Directions: Follow along with the slides, completing the questions in blue on your computer, and answering the questions in red in your journal.

Previously ...

In the previous lab, we learned that by using a do-loop and the shuffle function, we could simulate randomly shuffling our data many times.
- This helps us determine how likely it is that a difference between groups is due to chance.
For this lab, we will extend these ideas to numerical variables by using random shuffling and numerical summaries.
The question we will investigate in this lab is:

Is there any evidence to suggest that those who survived paid a higher fare than those who died?
We will consider wealthier passengers to be those that paid a higher fare for their ticket.

The Titanic

The Titanic was a ship that sank en route to the U.S.A. from England after hitting an Iceberg in 1912.

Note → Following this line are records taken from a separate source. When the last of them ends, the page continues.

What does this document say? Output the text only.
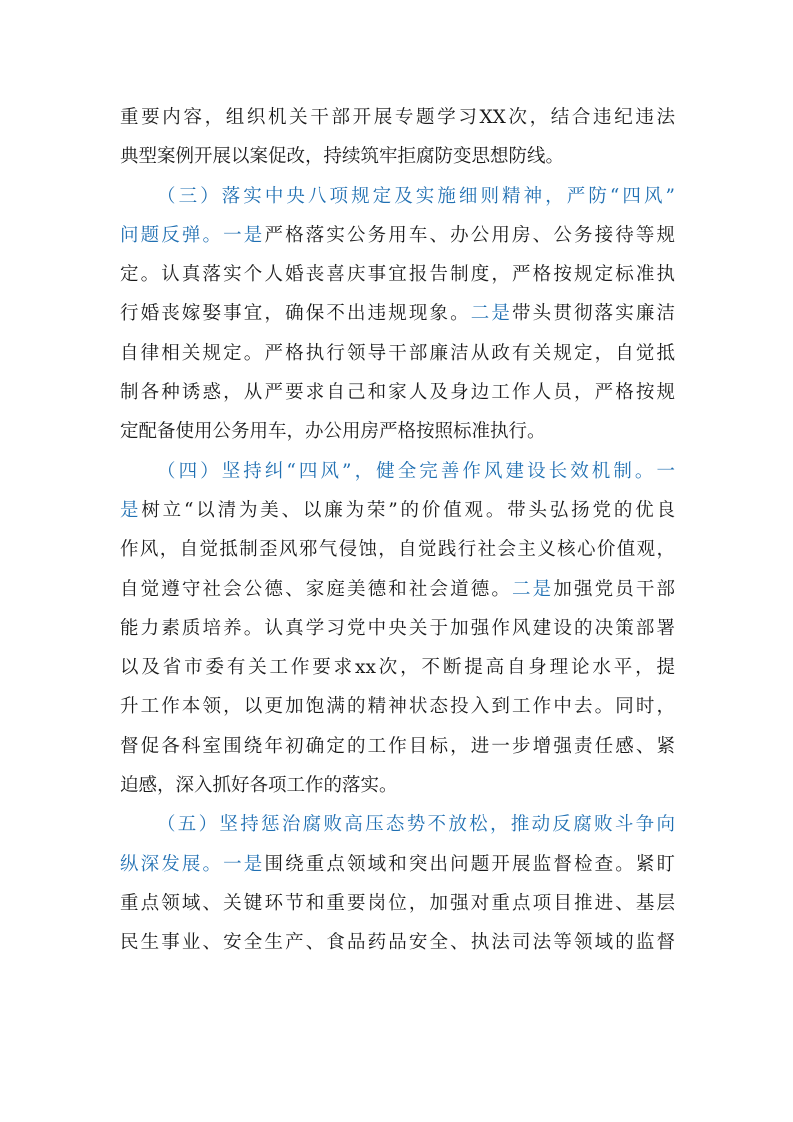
重要内容，组织机关干部开展专题学习XX次，结合违纪违法
典型案例开展以案促改，持续筑牢拒腐防变思想防线。
（三）落实中央八项规定及实施细则精神，严防“四风”
问题反弹。一是严格落实公务用车、办公用房、公务接待等规
定。认真落实个人婚丧喜庆事宜报告制度，严格按规定标准执
行婚丧嫁娶事宜，确保不出违规现象。二是带头贯彻落实廉洁
自律相关规定。严格执行领导干部廉洁从政有关规定，自觉抵
制各种诱惑，从严要求自己和家人及身边工作人员，严格按规
定配备使用公务用车，办公用房严格按照标准执行。
（四）坚持纠“四风”，健全完善作风建设长效机制。一
是树立“以清为美、以廉为荣”的价值观。带头弘扬党的优良
作风，自觉抵制歪风邪气侵蚀，自觉践行社会主义核心价值观，
自觉遵守社会公德、家庭美德和社会道德。二是加强党员干部
能力素质培养。认真学习党中央关于加强作风建设的决策部署
以及省市委有关工作要求xx次，不断提高自身理论水平，提
升工作本领，以更加饱满的精神状态投入到工作中去。同时，
督促各科室围绕年初确定的工作目标，进一步增强责任感、紧
迫感，深入抓好各项工作的落实。
（五）坚持惩治腐败高压态势不放松，推动反腐败斗争向
纵深发展。一是围绕重点领域和突出问题开展监督检查。紧盯
重点领域、关键环节和重要岗位，加强对重点项目推进、基层
民生事业、安全生产、食品药品安全、执法司法等领域的监督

– At the time, it was claimed that the Titanic was unsinkable ... it wasn't ... because it did.
Use the data function to load the titanic passenger and survival data.
Create a boxplot of the fares paid by passengers and facet the plot based on whether the passenger survived or not.

– Based on the plot, do you believe that passengers who paid a higher fare on the Titanic were more likely to survive? Explain why and describe how certain you are of being correct.

The search begins!

Start your analysis by calculating how much more the typical survivor paid than the typical non-survivor in our data.
Based on the distributions of fares paid, which numerical summary that describes the typical value might be preferred?
What was the typical fare paid by survivors? Non-survivors? How much more did the typical survivor pay?

Do the shuffle!

Use the do and the shuffle functions to shuffle the passenger's survival status 500 times.

– Use the previous lab if you need some help on how to do this.

– For each shuffle, compute each group's median fare paid.

– Assign your shuffled data the name shuffled_survival.
After shuffling your data, use the mutate function to create a variable called diff which is the median fare of survivors minus the median fare of non-survivors.
- Assign your mutated data the name shuffled_survival again.

Put your simulations to use

By using your shuffled data, answer the research question we posed at the beginning of the lab.

Is there any evidence to suggest that those who survived paid a higher fare than those who died?
Write up your answer as a statistical analysis. Create a plot and explain how the plot supports your conclusion. Be sure to also explain why shuffling your data is important.

Comparing Mean Fares

What about if instead of calculating the median fare price for each group after a shuffle, we calculated the mean fare price and took the difference (mean_survivor – mean_victim).
If we did this 500 times, what do you predict the distribution of differences will look like?
Use the do and the shuffle functions to shuffle the passenger’s survival status 500 times.
- For each shuffle, compute each group’s mean fare paid.
- After shuffling your data, use the mutate function to create a variable called diff which is the mean fare of survivors minus the mean fare of non-survivors.
What does the shuffled data reveal? Does the answer to the research question below change when using the mean fares instead of the median fares?

Is there any evidence to suggest that those who survived paid a higher fare than those who died?